Chinese auto sales slumped in June as the domestic economy remained sluggish, but buoyant exports offset the decline at home, an industry association said Wednesday.
Sales in China dropped 7.4% compared to a year earlier to 1.8 million cars, while exports rose 29% to 400,000 units, the China Association of Automobile Manufacturers said in a monthly report.
In the first six months of the year, exports rose 31.5% while domestic sales edged up 1.6%. The surge in exports comes at a time of growing concern in Europe and the United States that inexpensive China-made cars could overwhelm established automakers in the West.
While much of the concern has been focused on China's flashy and moderately priced electric cars, export growth has been concentrated mainly in gasoline-powered vehicles. They climbed 36% in the first half of the year and accounted for 78% of vehicle exports. Chinese EV exports were down 2.3%, while hybrids jumped 180% from a smaller base.
The exports have helped make up for weaker sales of gasoline vehicles in China as the overall market has stagnated and buyers have shifted to electric vehicles and hybrids.

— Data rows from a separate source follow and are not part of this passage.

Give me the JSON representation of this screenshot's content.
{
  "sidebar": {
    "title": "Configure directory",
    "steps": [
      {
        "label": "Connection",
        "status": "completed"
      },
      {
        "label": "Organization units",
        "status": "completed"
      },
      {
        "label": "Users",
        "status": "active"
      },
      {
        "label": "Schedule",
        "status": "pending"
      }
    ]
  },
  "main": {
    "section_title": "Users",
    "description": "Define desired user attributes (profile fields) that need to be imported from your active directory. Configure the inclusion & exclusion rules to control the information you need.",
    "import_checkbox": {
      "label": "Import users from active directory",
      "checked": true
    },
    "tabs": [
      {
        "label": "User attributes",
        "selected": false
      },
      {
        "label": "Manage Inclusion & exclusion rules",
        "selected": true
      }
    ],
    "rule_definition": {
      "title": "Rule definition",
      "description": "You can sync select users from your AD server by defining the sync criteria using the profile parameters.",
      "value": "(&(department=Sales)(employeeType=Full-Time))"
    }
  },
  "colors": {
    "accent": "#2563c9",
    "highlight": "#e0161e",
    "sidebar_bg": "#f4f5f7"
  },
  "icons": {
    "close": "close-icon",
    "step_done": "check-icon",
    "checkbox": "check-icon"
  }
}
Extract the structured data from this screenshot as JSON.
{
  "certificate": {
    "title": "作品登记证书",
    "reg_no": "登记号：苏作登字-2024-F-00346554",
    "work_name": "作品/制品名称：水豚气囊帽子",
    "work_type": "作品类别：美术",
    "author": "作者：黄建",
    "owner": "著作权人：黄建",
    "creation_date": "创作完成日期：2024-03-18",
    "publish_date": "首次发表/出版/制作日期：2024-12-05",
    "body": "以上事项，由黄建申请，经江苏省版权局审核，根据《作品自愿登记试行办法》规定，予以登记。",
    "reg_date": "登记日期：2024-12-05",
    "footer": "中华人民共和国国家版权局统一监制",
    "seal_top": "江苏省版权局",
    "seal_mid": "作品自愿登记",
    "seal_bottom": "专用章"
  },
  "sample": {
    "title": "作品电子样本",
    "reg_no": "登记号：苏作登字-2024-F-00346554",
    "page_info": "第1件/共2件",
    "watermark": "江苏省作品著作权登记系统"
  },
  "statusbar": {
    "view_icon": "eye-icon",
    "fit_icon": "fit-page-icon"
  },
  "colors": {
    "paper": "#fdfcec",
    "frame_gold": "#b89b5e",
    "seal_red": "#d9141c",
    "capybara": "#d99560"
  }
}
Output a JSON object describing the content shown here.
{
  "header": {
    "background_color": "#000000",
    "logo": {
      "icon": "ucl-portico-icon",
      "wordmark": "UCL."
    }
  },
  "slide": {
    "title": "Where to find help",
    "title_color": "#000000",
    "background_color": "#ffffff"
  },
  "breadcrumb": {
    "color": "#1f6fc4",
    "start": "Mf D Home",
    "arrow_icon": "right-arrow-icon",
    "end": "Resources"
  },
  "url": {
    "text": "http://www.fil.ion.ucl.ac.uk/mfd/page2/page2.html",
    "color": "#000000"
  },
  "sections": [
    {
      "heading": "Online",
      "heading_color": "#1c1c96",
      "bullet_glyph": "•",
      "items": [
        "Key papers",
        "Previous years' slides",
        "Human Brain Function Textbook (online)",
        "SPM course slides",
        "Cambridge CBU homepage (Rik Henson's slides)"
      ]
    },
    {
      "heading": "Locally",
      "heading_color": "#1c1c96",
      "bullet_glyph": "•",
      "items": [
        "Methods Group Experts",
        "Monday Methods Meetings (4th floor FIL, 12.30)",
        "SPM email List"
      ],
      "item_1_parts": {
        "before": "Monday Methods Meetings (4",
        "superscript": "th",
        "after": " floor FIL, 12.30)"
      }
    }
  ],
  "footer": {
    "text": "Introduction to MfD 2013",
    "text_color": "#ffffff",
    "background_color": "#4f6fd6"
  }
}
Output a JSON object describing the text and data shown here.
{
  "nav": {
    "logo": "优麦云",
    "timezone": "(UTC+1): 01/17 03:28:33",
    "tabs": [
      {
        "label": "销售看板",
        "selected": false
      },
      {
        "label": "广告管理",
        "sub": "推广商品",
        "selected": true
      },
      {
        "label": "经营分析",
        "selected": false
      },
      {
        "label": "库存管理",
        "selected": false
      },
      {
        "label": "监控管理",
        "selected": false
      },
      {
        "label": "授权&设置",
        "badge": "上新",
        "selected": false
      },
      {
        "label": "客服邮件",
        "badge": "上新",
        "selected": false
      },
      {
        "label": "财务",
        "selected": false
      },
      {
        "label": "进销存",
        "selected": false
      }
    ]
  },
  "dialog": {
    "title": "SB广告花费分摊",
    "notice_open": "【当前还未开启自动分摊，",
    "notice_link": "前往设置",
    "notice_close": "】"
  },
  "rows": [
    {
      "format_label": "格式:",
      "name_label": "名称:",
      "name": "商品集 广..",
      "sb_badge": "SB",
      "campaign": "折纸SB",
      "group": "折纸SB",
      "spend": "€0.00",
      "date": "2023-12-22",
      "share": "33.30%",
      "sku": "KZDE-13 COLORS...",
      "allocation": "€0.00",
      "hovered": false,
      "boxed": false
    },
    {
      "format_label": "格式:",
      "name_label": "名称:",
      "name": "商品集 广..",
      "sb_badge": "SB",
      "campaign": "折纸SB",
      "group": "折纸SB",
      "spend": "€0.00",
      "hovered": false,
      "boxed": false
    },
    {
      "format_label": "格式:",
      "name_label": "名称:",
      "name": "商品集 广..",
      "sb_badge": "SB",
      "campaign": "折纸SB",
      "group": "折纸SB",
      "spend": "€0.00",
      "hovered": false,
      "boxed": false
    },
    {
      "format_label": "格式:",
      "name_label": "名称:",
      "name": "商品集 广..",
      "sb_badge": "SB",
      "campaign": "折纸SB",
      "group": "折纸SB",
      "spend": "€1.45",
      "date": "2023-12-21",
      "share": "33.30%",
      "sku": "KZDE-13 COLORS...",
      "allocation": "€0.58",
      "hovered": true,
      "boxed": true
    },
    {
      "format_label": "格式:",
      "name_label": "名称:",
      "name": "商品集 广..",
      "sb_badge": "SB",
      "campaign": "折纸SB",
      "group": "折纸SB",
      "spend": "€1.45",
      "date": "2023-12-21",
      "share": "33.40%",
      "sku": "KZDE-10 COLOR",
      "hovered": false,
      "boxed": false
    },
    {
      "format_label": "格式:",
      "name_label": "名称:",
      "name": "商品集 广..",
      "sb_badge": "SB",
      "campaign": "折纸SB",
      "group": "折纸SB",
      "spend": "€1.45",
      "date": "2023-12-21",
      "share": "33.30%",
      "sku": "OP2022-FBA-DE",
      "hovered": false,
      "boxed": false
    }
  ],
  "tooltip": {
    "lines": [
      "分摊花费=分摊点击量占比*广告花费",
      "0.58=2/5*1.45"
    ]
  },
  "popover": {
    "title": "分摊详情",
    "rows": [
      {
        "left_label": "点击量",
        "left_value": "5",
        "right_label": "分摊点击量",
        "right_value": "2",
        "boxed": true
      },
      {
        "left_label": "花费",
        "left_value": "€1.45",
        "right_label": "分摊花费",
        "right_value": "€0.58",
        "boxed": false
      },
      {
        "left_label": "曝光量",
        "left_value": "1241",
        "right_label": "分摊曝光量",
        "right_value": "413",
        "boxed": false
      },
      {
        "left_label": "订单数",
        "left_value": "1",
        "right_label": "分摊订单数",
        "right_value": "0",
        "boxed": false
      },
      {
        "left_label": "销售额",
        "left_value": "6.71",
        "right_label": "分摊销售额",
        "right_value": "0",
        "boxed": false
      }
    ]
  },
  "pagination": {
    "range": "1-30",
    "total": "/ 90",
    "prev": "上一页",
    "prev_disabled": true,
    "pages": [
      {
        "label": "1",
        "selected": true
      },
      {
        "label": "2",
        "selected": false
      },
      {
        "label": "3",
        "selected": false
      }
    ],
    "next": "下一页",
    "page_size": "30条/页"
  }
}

Russia is by far the largest and a still rapidly growing export market, where Chinese makers have filled a void left by the departure of other automakers after the Russian invasion of Ukraine. Other sizeable markets include Brazil and Mexico in Latin America, the United Arab Emirates and Saudi Arabia in the Mideast and Belgium and the U.K. in Europe.
The European Union imposed provisional duties on Chinese electric vehicles last week, alleging that government subsidies give automakers in China an unfair advantage.
Chinese makers are moving production overseas. BYD, the country's largest EV maker, opened a plant in Thailand last week and plans to build factories in Brazil, Hungary and Turkey.
The sales drop in China was the second monthly decline in a row. Separate figures tabulated by the China Passenger Car Association show three straight months of falling sales. A severe real estate slump has dampened economic growth and depressed consumer confidence.